Practice Makes Permanent

I have some wonderful news…we’re made to learn. In fact, learning is the most natural thing for humans to do. Whether it’s learning to solve a math problem or learning to speak a foreign language, learning is to humans like flying is to birds.

After many years of studying the learning process, the most concise and easy to understand explanation I’ve found is described in How Your Brain Learns and Remembers, by Diana Hestwood and Linda Russell.

In layperson’s terms:

  • Brains are made up of, among other things, neurons
  • When we start to learn how to do something new, neurons begin to grow long tendrilly looking fibers called dendrites
  • When two dendrites grow close to one another, they create a contact point at a small juncture called a synapse
  • Dendrites send messages (in this case, how to do the new activity) by way of electrical signals that travel across the synapse. Learning has begun!
  • When you practice something, synapses become wider and it gets easier and easier for messages to travel from one dendrite to another and, de facto, from one neuron to another
  • Also with practice, the dendrites grow thicker. The thicker the dendrites, the faster signals travels to the dendrites’ host neurons.
  • With enough practice, the dendrites build a double connection. These double connections ensure the messages (the newly acquired skill) move from short term-memory to long-term acquisition
  • Voila! You’ve solidly learned how to do something new.

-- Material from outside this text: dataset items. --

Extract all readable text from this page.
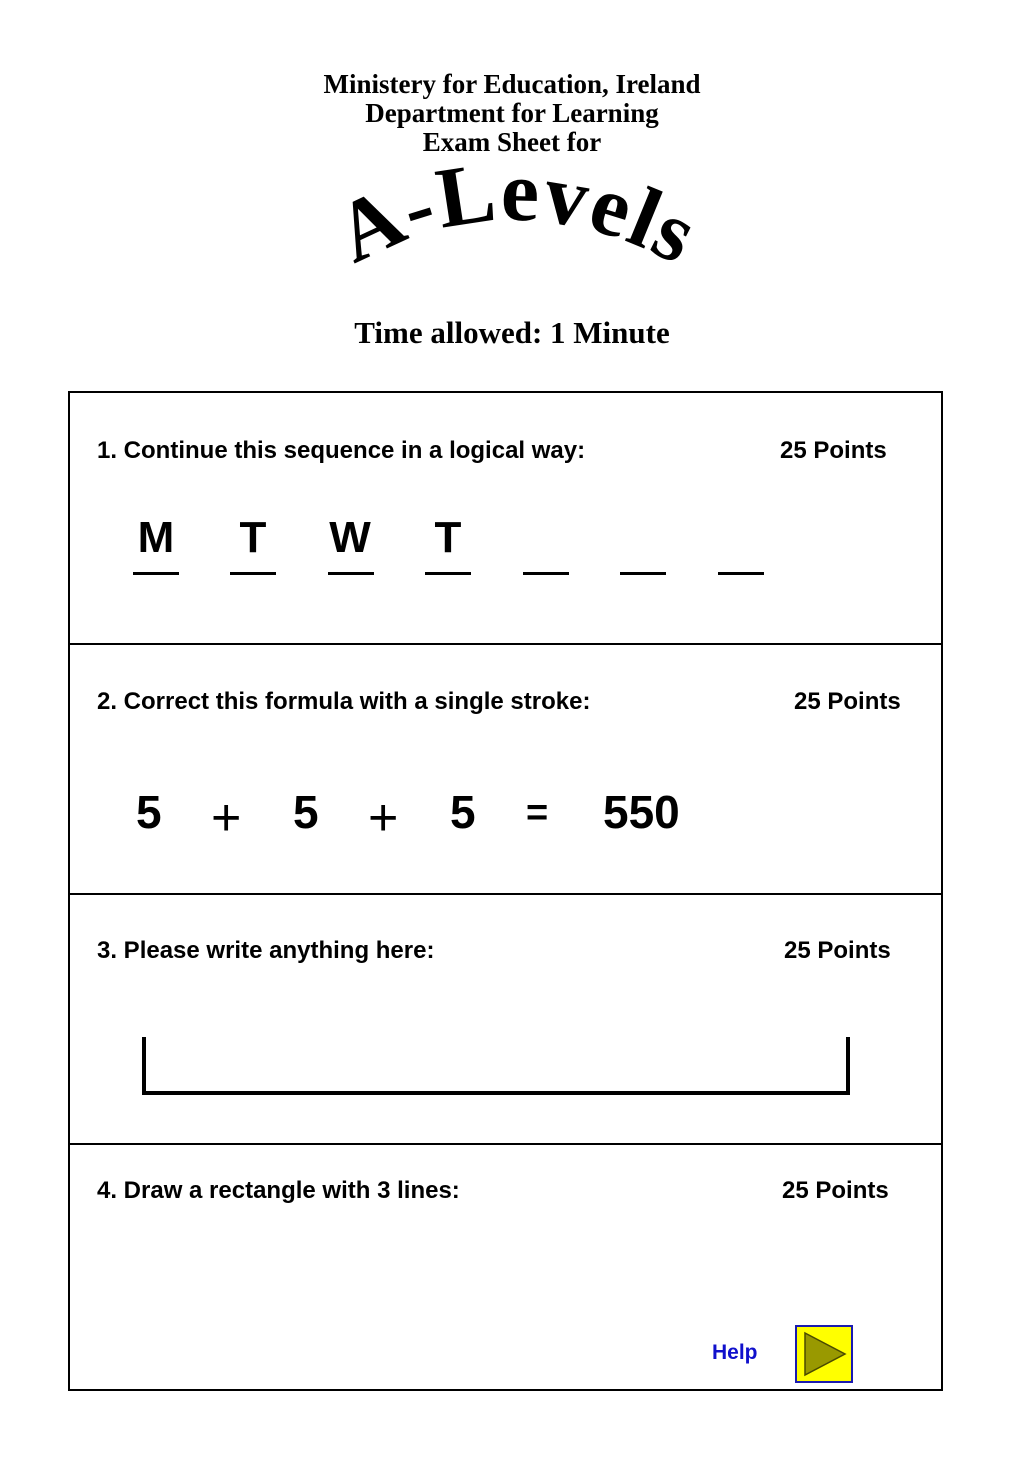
Ministery for Education, Ireland
Department for Learning
Exam Sheet for
A-Levels
Time allowed: 1 Minute
1. Continue this sequence in a logical way:	25 Points
M T W T
2. Correct this formula with a single stroke:	25 Points
5 + 5 + 5 = 550
3. Please write anything here:	25 Points
4. Draw a rectangle with 3 lines:	25 Points
Help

Of all the things we humans are capable of learning, speaking another language is right up there on the “Yep…got that one handled” list. Even for adults. (This is, of course, providing we’re immersed in that language.) The accent of that language, however, isn’t typically acquired without some degree of effort. As anyone who’s studied a foreign language in college can attest to, learning the accent of a second language takes, you guessed it, practice.

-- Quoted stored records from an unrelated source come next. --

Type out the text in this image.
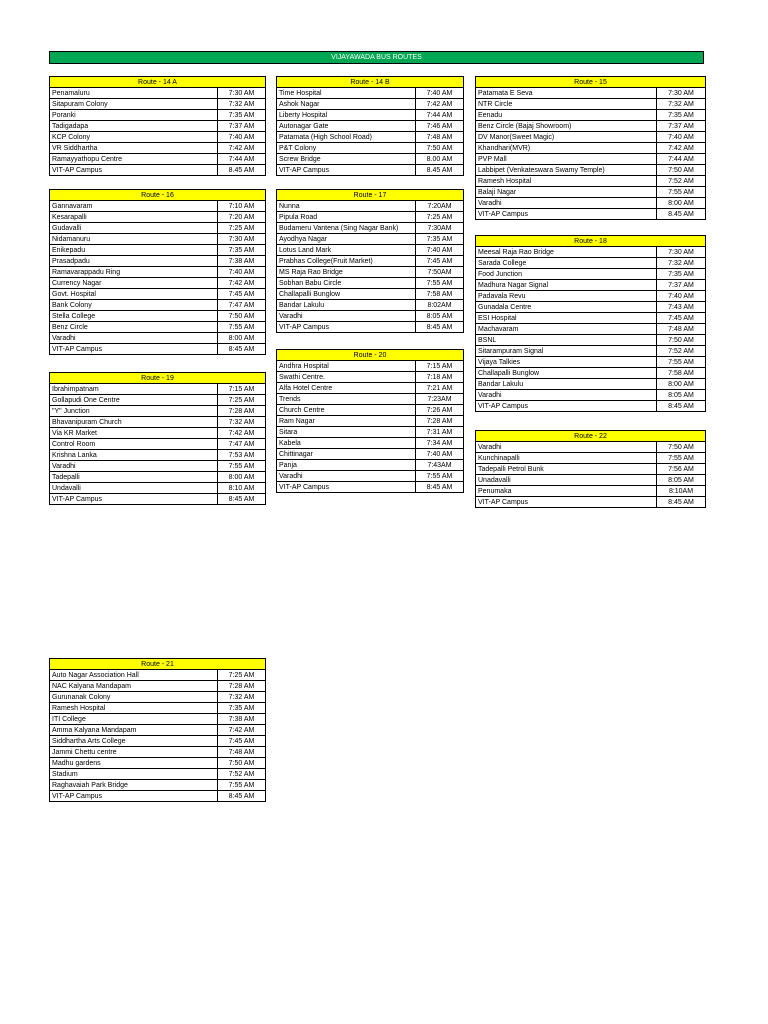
VIJAYAWADA BUS ROUTES
Route - 14 A	
Penamaluru	7:30 AM
Sitapuram Colony	7:32 AM
Poranki	7:35 AM
Tadigadapa	7:37 AM
KCP Colony	7:40 AM
VR Siddhartha	7:42 AM
Ramayyathopu Centre	7:44 AM
VIT-AP Campus	8.45 AM
Route - 14 B	
Time Hospital	7:40 AM
Ashok Nagar	7:42 AM
Liberty Hospital	7:44 AM
Autonagar Gate	7:46 AM
Patamata (High School Road)	7:48 AM
P&T Colony	7:50 AM
Screw Bridge	8.00 AM
VIT-AP Campus	8.45 AM
Route - 15	
Patamata E Seva	7:30 AM
NTR Circle	7:32 AM
Eenadu	7:35 AM
Benz Circle (Bajaj Showroom)	7:37 AM
DV Manor(Sweet Magic)	7:40 AM
Khandhari(MVR)	7:42 AM
PVP Mall	7:44 AM
Labbipet (Venkateswara Swamy Temple)	7:50 AM
Ramesh Hospital	7:52 AM
Balaji Nagar	7:55 AM
Varadhi	8:00 AM
VIT-AP Campus	8.45 AM
Route - 16	
Gannavaram	7:10 AM
Kesarapalli	7:20 AM
Gudavalli	7:25 AM
Nidamanuru	7:30 AM
Enikepadu	7:35 AM
Prasadpadu	7:38 AM
Ramavarappadu Ring	7:40 AM
Currency Nagar	7:42 AM
Govt. Hospital	7:45 AM
Bank Colony	7:47 AM
Stella College	7:50 AM
Benz Circle	7:55 AM
Varadhi	8:00 AM
VIT-AP Campus	8:45 AM
Route - 17	
Nunna	7:20AM
Pipula Road	7:25 AM
Budameru Vantena (Sing Nagar Bank)	7:30AM
Ayodhya Nagar	7:35 AM
Lotus Land Mark	7:40 AM
Prabhas College(Fruit Market)	7:45 AM
MS Raja Rao Bridge	7:50AM
Sobhan Babu Circle	7:55 AM
Challapalli Bunglow	7:58 AM
Bandar Lakulu	8:02AM
Varadhi	8:05 AM
VIT-AP Campus	8:45 AM
Route - 18	
Meesal Raja Rao Bridge	7:30 AM
Sarada College	7:32 AM
Food Junction	7:35 AM
Madhura Nagar Signal	7:37 AM
Padavala Revu	7:40 AM
Gunadala Centre	7:43 AM
ESI Hospital	7:45 AM
Machavaram	7:48 AM
BSNL	7:50 AM
Sitarampuram Signal	7:52 AM
Vijaya Talkies	7:55 AM
Challapalli Bunglow	7:58 AM
Bandar Lakulu	8:00 AM
Varadhi	8:05 AM
VIT-AP Campus	8:45 AM
Route - 19	
Ibrahimpatnam	7:15 AM
Gollapudi One Centre	7:25 AM
"Y" Junction	7:28 AM
Bhavanipuram Church	7:32 AM
Via KR Market	7:42 AM
Control Room	7:47 AM
Krishna Lanka	7:53 AM
Varadhi	7:55 AM
Tadepalli	8:00 AM
Undavalli	8:10 AM
VIT-AP Campus	8:45 AM
Route - 20	
Andhra Hospital	7:15 AM
Swathi Centre.	7:18 AM
Alfa Hotel Centre	7:21 AM
Trends	7:23AM
Church Centre	7:26 AM
Ram Nagar	7:28 AM
Sitara	7:31 AM
Kabela	7:34 AM
Chittinagar	7:40 AM
Panja	7:43AM
Varadhi	7:55 AM
VIT-AP Campus	8:45 AM
Route - 21	
Auto Nagar Association Hall	7:25 AM
NAC Kalyana Mandapam	7:28 AM
Gurunanak Colony	7:32 AM
Ramesh Hospital	7:35 AM
ITI College	7:38 AM
Amma Kalyana Mandapam	7:42 AM
Siddhartha Arts College	7:45 AM
Jammi Chettu centre	7:48 AM
Madhu gardens	7:50 AM
Stadium	7:52 AM
Raghavaiah Park Bridge	7:55 AM
VIT-AP Campus	8:45 AM
Route - 22	
Varadhi	7:50 AM
Kunchinapalli	7:55 AM
Tadepalli Petrol Bunk	7:56 AM
Unadavalli	8:05 AM
Penumaka	8:10AM
VIT-AP Campus	8:45 AM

How much practice? With the right methodology and learning material, it only takes about fifteen mins/day, five days/week, over the course of approximately twelve weeks for new pronunciation techniques to become second nature. In other words, practice makes permanent! For people who’d like to communicate seamlessly in another language, our innate ability to learn makes excelling at the task not only possible, but almost a sure thing.